The firm was originally given planning permission to operate between 8am and 6pm by the planning committee in January.
But the owner has now been allowed an extra six hours under strict conditions banning taxi drivers and passengers from using the office as a pick-up point.
Council officers say that if cabs do not visit the site and drivers work remotely then operating until midnight would be "no different" to anyone else working from home.
The application was "called in" by council leader Coun Matthew Brown and fellow Labour member for Plungington, Coun Nweeda Khan, to be debated by the planning committee over concerns it could have an adverse effect on residents "in terms of excessive noise during the evenings" and exacerbate existing parking issues in the street.
The firm said it needed the extension of opening "due to rules for obtaining a new operator licence."
But officers revealed the council's licensing manager had confirmed there were no such rules and that a licence holder could work as many or as few hours as they wished.

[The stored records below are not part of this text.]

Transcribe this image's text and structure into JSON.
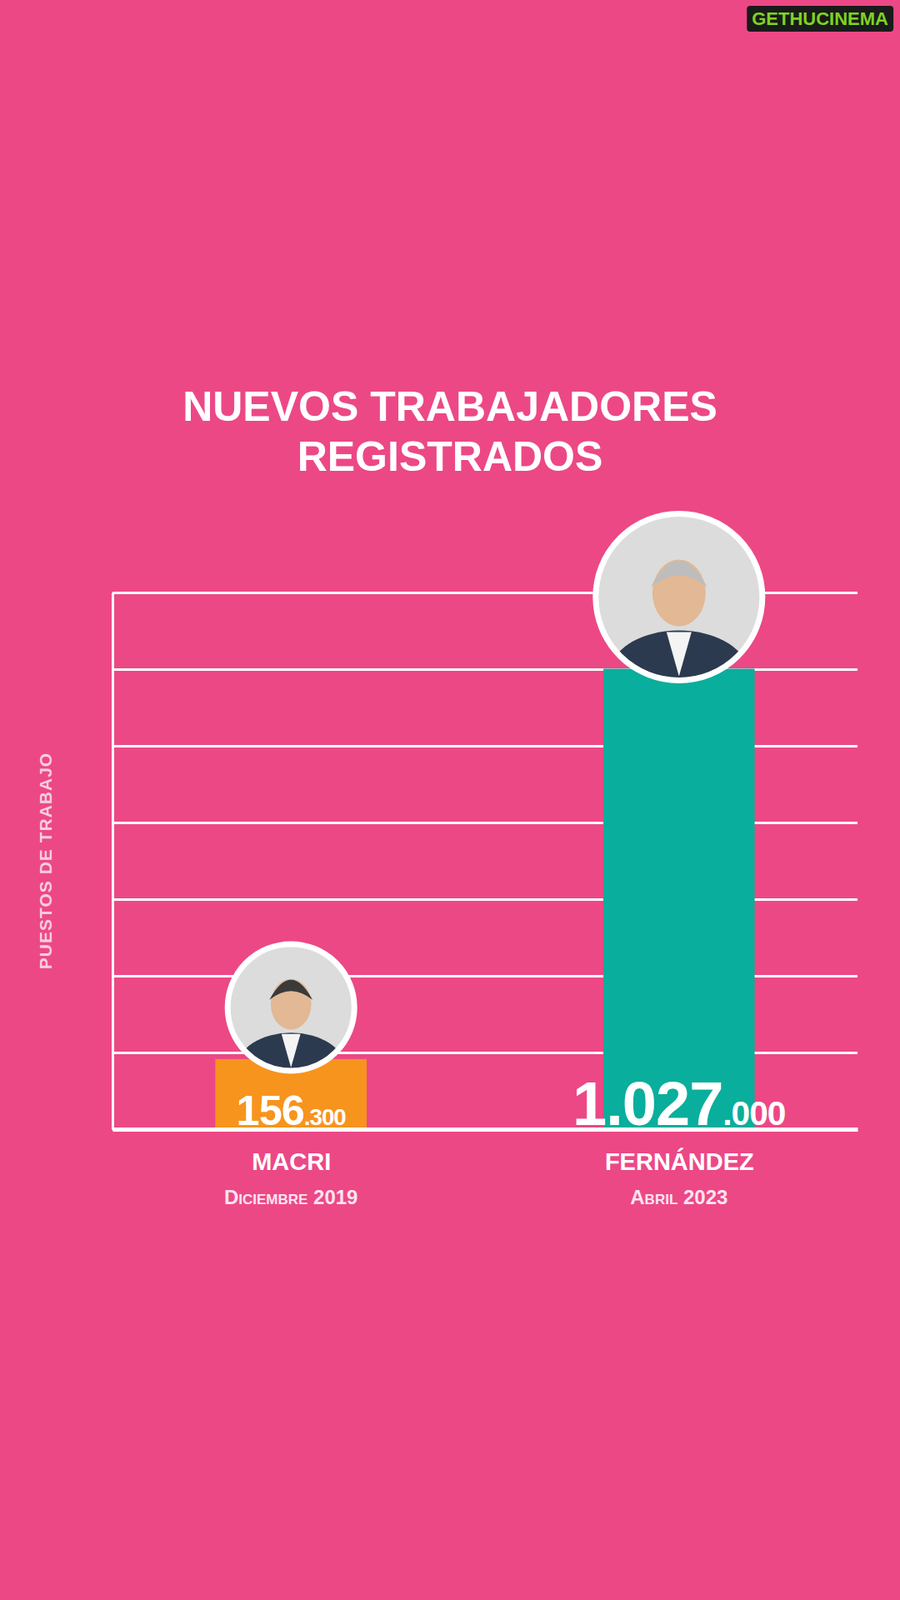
{
  "watermark": "GETHUCINEMA",
  "chart_data": {
    "type": "bar",
    "title": "NUEVOS TRABAJADORES REGISTRADOS",
    "y_label": "PUESTOS DE TRABAJO",
    "categories": [
      "MACRI",
      "FERNÁNDEZ"
    ],
    "category_dates": [
      "Diciembre 2019",
      "Abril 2023"
    ],
    "values": [
      156300,
      1027000
    ],
    "value_labels": [
      "156.300",
      "1.027.000"
    ],
    "colors": [
      "#f7941d",
      "#0aae9c"
    ],
    "ylim": [
      0,
      1197000
    ],
    "yticks": [
      0,
      171000,
      342000,
      513000,
      684000,
      855000,
      1026000,
      1197000
    ],
    "grid": true,
    "tick_labels": "x",
    "data_labels": true
  }
}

Seven letters of objection were received from locals unhappy with the proposal to open until midnight. They voiced concerns about increased traffic, parking and excessive noise and disturbance.
The conditions imposed on the taxi firm limit the booking office to just one member of staff, contacting the drivers via an app. Drivers are not allowed to visit the office and must work remotely. Customer bookings must go straight to drivers and no customers are allowed to be picked up at the office, instead they must book a taxi by the app, online or by telephone.
There must be no waiting room at the property and sound insulation work has to be carried out to walls adjoining properties next door.
Louise Purdy, senior environmental health officer at the Town Hall, said that the firm had only sought to use the house for its booking office as a temporary measure "until more suitable premises are found."
But she added: "Unfortunately the applicant can't yet confirm for how long this will be, so in theory this could become a permanent arrangement."
A report by officers to the planning committee said: "Use of an office for the purpose of taking telephone calls/accepting bookings over the phone and passing bookings on to taxi drivers would be the equivalent of working from home, which is not considered to be disruptive to residential amenity.
"The proposed extended hours of 18:00 to 23:59pm would be no different (to) the previously approved hours of 08.00am to 18:00pm, in terms of impact on residential amenity.
"Moreover, the taxi booking office would only employ one full time member of staff and the comings and goings of 1no. individual from the site would have no greater unacceptable or significant impact than that of a traditional family dwelling."